I don't know if it has anything to do with the continuous rebalance.

I know that if the KafkaConsumer.poll() is longer that the configured timeout , the kafka will revoke the partition and thus the re-balance is triggered,but I am quite sure that poll of each time is not that long. Anybody can give me some clues?

2

There are 2 answers

1
Achilleus On

I think max.poll.records can solve this.It is to tune the number of records that must be handled on every loop iteration. In 0.10 there is max.poll.records, which places an upper bound on the number of records returned from each call.

Also as per Confluent, consumer.poll() should have fairly high session timeout for example 30 to 60 seconds.

You might also want to fine tune:

session.timeout.ms
heartbeat.interval.ms 
max.partition.fetch.bytes
1
Hans Jespersen On

Consider upgrading to 0.10.1 or higher because the consumer was enhanced in these releases to better handle longer periods between calls to poll().

You can increase the new max.poll.interval.ms parameter if you are taking more than 5 minutes to put the results into HDFS. This will stop your consumer from being kicked out of the consumer group for not making progress.

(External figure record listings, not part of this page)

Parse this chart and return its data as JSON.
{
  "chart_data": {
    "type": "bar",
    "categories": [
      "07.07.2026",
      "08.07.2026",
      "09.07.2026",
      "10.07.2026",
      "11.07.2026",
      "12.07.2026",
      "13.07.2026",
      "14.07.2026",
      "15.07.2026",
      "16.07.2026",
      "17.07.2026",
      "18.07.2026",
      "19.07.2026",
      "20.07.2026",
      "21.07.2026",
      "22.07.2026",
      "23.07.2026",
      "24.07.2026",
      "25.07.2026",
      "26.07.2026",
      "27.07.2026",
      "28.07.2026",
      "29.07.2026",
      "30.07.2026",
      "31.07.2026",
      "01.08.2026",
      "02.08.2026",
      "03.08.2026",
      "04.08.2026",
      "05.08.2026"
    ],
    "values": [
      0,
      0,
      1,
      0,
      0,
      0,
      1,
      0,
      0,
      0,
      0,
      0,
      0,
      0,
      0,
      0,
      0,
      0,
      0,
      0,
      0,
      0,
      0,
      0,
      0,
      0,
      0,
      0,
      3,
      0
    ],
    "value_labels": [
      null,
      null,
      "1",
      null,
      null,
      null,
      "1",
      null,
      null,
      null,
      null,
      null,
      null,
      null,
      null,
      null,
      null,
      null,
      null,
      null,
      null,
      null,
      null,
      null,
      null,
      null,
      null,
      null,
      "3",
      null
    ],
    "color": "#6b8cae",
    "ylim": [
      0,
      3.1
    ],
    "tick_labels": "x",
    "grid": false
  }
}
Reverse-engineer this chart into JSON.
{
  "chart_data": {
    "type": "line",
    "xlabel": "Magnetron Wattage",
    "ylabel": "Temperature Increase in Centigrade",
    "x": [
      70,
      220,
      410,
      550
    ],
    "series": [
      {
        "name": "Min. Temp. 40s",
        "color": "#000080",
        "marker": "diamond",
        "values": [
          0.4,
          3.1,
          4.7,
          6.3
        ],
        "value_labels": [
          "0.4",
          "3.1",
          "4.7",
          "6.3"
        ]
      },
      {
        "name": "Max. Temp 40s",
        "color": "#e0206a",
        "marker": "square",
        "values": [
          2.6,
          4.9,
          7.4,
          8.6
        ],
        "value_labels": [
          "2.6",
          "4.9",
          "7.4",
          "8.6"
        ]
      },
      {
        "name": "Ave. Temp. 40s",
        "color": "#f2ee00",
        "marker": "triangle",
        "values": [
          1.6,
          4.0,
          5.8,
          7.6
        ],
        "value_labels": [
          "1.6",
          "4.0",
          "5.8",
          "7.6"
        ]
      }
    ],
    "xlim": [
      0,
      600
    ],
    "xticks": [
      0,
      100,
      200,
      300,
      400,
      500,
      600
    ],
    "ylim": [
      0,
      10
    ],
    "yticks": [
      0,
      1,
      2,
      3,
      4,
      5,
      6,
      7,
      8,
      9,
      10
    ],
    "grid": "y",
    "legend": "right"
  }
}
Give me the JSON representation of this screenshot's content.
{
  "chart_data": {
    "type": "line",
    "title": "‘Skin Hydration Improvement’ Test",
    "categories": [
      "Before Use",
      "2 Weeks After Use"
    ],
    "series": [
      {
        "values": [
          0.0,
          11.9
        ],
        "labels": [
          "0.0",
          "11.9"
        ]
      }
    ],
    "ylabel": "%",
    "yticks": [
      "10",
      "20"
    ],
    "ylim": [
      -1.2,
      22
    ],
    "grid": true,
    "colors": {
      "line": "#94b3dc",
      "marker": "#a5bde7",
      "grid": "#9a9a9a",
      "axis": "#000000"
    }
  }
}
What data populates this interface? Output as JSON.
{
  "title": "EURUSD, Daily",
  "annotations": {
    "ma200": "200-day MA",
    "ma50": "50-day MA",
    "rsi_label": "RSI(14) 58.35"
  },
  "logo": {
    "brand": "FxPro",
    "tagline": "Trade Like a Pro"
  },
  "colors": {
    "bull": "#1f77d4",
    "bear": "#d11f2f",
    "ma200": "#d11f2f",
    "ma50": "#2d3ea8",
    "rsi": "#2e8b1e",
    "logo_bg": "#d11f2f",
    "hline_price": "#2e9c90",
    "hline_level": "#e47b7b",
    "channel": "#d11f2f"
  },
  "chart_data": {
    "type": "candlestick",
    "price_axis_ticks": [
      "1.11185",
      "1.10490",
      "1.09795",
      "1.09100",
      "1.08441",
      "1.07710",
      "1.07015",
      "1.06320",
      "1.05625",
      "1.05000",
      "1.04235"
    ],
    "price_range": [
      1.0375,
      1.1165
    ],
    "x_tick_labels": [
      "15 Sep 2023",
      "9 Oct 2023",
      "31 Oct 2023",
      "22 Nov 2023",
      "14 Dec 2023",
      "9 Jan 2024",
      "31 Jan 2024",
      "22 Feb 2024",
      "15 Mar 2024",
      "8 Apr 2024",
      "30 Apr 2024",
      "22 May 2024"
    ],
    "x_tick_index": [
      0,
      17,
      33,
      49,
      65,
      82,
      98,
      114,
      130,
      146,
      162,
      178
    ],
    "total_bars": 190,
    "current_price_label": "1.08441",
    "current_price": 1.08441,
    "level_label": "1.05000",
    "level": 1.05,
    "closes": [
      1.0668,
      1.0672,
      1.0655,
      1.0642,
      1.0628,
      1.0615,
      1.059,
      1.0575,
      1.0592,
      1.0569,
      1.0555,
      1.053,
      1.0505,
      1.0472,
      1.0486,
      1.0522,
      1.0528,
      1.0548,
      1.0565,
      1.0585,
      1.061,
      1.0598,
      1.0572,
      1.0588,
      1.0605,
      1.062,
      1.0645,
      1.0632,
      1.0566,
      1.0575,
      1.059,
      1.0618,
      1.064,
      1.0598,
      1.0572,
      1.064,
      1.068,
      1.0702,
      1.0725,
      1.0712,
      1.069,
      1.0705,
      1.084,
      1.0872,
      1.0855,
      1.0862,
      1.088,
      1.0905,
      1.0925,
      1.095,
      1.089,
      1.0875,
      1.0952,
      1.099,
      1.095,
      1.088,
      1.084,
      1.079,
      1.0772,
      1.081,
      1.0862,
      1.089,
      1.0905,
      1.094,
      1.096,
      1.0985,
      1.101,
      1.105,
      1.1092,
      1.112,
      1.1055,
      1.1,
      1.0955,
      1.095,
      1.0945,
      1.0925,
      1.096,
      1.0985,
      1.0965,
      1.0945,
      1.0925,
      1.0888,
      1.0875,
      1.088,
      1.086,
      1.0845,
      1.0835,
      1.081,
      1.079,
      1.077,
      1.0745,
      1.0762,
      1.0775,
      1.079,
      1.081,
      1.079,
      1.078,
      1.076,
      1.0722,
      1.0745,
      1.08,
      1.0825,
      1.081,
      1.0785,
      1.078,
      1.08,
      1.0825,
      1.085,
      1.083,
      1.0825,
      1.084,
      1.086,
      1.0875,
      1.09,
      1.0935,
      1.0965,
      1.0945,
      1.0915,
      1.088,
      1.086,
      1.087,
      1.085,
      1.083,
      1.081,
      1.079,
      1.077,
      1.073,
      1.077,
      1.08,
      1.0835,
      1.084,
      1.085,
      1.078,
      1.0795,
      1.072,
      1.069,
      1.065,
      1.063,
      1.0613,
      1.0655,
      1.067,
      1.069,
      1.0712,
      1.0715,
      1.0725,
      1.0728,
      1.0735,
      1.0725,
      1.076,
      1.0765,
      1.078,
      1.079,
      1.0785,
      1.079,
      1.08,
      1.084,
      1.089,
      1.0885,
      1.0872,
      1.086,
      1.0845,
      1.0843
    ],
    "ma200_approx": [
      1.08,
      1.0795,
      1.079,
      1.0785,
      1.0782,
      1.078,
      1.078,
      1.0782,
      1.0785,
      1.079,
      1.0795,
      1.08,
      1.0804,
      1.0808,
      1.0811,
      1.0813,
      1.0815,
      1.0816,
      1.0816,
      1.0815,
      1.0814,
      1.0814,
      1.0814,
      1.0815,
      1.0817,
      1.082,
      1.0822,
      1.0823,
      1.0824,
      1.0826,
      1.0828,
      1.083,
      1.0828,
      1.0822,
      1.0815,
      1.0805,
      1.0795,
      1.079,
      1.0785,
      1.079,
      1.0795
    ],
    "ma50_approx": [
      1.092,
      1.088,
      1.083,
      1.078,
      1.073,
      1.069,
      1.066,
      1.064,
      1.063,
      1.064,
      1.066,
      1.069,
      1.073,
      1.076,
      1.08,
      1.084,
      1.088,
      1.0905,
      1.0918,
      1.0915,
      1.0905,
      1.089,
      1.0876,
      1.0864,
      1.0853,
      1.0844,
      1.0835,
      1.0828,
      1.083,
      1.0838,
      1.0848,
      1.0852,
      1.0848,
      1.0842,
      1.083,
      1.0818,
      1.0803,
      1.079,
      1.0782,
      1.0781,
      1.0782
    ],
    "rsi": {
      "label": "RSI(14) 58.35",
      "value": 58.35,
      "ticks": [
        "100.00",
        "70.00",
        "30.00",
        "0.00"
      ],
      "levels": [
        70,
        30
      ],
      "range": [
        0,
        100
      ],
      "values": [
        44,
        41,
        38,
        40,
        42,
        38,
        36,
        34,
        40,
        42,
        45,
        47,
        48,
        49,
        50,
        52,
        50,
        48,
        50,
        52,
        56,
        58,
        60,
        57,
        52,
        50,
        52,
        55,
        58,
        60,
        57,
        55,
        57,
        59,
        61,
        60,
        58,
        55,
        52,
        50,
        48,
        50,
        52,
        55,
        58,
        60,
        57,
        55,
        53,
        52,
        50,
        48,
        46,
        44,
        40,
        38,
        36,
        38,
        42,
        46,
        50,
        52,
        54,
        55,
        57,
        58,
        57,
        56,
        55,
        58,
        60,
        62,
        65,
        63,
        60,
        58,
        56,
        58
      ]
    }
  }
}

In the 0.10.1 release notes it says

The new Java Consumer now supports heartbeating from a background thread. There is a new configuration max.poll.interval.ms which controls the maximum time between poll invocations before the consumer will proactively leave the group (5 minutes by default). The value of the configuration request.timeout.ms must always be larger than max.poll.interval.ms because this is the maximum time that a JoinGroup request can block on the server while the consumer is rebalancing, so we have changed its default value to just above 5 minutes. Finally, the default value of session.timeout.ms has been adjusted down to 10 seconds, and the default value of max.poll.records has been changed to 500.